O empresário bolsonarista Luciano Hang negou, nesta quarta-feira, à CPI da Covid que tenha omitido que a mãe dele, que morreu após contrair o novo coronavírus, tenha recebido remédios comprovadamente ineficazes contra o vírus. A resposta foi dada ao relator da comissão, senador Renan Calheiros (MDB-AL), que perguntou por que o empresário, dono da rede lojas Havan, tinha mentido sobre o tratamento oferecido à mãe. Hang disse que, na verdade, lamentou o fato de ela não ter recebido tratamento preventivo, não tendo negado o tratamento precoce. Em um vídeo exibido pela comissão, após a morte da mãe, o empresário disse que não tinha dado o tratamento.
Hang é investigado em diferentes linhas de apuração. Uma delas é a respeito da omissão da causa da morte no atestado de óbito de sua mãe, que morreu vítima do coronavírus após ser medicada com remédios do chamado kit-Covid.
Renan Calheiros rebateu a resposta dada pelo empresário.
— Nós temos muitos documentos comprobatórios — disse Renan.
— Não, vocês têm narrativa. Vocês não têm provas — reagiu o empresário.
Renan citou o vídeo em que ele aparece de algema e provoca CPI da Covid dizendo que isso é para caso os senadores não aceitem o que ele falar no depoimento. O relator perguntou se as mortes por Covid-19 eram uma brincadeira.

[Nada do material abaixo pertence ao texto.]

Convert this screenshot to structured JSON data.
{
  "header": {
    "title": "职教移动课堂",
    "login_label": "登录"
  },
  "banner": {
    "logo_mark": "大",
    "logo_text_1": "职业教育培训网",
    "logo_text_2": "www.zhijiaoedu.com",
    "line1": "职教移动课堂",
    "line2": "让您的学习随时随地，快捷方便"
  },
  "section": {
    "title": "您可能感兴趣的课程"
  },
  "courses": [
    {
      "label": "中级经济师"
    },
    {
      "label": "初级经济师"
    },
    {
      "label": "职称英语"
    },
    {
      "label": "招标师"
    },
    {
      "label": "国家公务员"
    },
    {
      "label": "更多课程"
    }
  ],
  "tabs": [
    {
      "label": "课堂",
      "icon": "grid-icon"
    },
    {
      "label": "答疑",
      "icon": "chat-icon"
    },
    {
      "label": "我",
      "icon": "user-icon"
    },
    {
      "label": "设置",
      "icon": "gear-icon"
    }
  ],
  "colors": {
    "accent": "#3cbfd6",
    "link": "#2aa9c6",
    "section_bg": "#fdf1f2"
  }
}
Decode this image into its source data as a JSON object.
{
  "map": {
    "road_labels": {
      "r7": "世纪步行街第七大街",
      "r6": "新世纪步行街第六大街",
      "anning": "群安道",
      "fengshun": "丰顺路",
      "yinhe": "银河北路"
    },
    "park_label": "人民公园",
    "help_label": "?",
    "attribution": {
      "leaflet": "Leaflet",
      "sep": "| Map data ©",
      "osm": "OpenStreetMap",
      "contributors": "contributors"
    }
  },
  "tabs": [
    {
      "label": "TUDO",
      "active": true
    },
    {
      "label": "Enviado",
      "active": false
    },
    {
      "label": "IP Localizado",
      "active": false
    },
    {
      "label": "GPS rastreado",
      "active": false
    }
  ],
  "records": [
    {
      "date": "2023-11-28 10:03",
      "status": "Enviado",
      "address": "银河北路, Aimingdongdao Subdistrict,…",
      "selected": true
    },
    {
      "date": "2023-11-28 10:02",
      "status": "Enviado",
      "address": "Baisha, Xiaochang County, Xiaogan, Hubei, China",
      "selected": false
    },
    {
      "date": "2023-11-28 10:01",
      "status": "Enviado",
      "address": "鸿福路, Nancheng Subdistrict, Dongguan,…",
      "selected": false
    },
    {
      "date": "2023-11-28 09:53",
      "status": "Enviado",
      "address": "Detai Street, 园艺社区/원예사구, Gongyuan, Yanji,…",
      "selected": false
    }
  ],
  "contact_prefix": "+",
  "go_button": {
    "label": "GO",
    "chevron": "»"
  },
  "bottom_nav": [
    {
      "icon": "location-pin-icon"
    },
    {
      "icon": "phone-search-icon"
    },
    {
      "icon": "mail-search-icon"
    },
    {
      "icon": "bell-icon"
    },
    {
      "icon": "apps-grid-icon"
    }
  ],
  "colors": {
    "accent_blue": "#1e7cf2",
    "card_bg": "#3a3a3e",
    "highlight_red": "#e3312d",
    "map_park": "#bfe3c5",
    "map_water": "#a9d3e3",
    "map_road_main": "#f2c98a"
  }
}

Hang afirmou que fez apenas uso do humor e não quis afrontar a CPI. Omar Aziz disse então que essa era uma desculpa esfarrapada.
Outras linhas da investigação são o incentivo do empresário ao tratamento precoce, que é comprovadamente ineficaz, e ao negacionismo, por questionar a metodologia na contagem do número de mortos e por supostamente financiar blogueiros bolsonaristas propagadores de Fake News. Ele ainda deverá ser confrontado com informações da investigação do Ministério Público do Trabalho que mira num suposta pressão para que empregados da Havan votassem em Bolsonaro na eleição de 2018.
Hang disse que jamais forçou seus funcionários para votar em um candidato. No entanto, há um vídeo dele mostrando o oposto; a gravação foi o que originou o inquérito no MPT.
Suspensão e pedido de desculpas
O depoimento do empresário bolsonarista tem sido marcado por bate-bocas e muita interrupção por parte dos senadores governistas e da oposição. Por causa das discussões frequentes ao longo da sessão, o presidente da comissão, Omar Aziz (PSD-AM), suspendeu a oitiva por cerca de 40 minutos até que o advogado de Hang deixasse a sala por ter ofendido o senador Rogério Carvalho (PT-SE). Na volta da sessão, o advogado Beno Brandão pediu desculpas e disse que não houve intenção de ofender Carvalho. Com isso, foi permitido que ele continuasse na sessão.
Logo no início da sessão, o advogado do empresário lembrou que, apesar de ter sido convocado como testemunha, Hang foi incluído na lista de investigados na comissão. Assim, exerceu o direito de se recusar a assinar o termo em que se comprometeria a dizer a verdade.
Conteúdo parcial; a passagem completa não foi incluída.